Читаем Кентерберийские рассказы полностью

Нечто аналогичное происходит и в «Исповеди» Толстого. Как показали исследователи, и она тоже состоит из трех частей, правда, немного отличающихся от жесткой схемы Чосера, но все же близких ей. Это прегрешение, наказание и прозрение.1806 Если первую из этих частей (прегрешение) можно соотнести со второй у Чосера (признание грехов, правда, не на церковной, но на устной, всенародной исповеди), то вторая (наказание) соответствует как первой, так и второй у Чосера. А третья (прозрение или плоды) у обоих писателей совпадает по теме, хотя и разнится по содержанию. В соответствии с традицией, как у Чосера, так и у Толстого это самая краткая часть. Впрочем, Толстой затем подробно развил ее в написанных впоследствии памфлетах, где он рассказал о сути найденной им веры.

Заметим, кстати, что с давно установившейся словесной традицией покаяния связано и поразившее современников и многими воспринятое буквально «самобичевание» Толстого.

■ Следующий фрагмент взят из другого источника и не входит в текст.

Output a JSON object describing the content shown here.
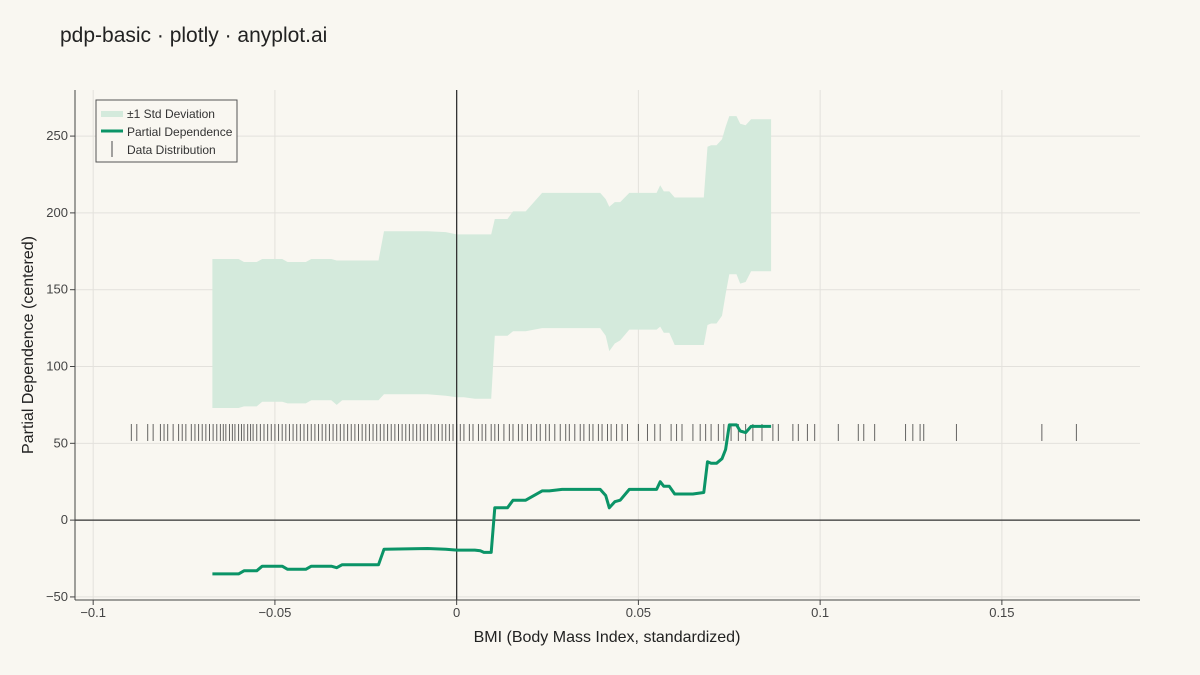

Вспомним еще раз, что говорил о себе писатель: «Ложь, воровство, любодеяния всех родов, пьянство, насилие, убийство… Не было преступления, которого бы я не совершил».

Но ведь и в принятых православной Церковью молитвах ко Святому Причащению, которые Толстой, наверняка, знал с детства, сказано: «Душею сокрушенною, ныне бо к Тебе приходя, вем, Спасе, яко иный, якоже аз, не прегреши Тебе, ниже содея деяния, яже аз содеях». А в молитве после десятой кафизмы Псалтири мы читаем: «Кий бо вид греха не соделах? Кое дело демонское не содеях? Кое деяние студное и блудное не с преимуществом и тщанием соверших?.. Аз бо един, Владыко, ярость Твою прогневах, аз един гнев Твой на мя разжегох, аз един лукавое пред Тобою сотворих, превзошел и препобедих вся от века грешники, несравненно погрешивый и непрощенно».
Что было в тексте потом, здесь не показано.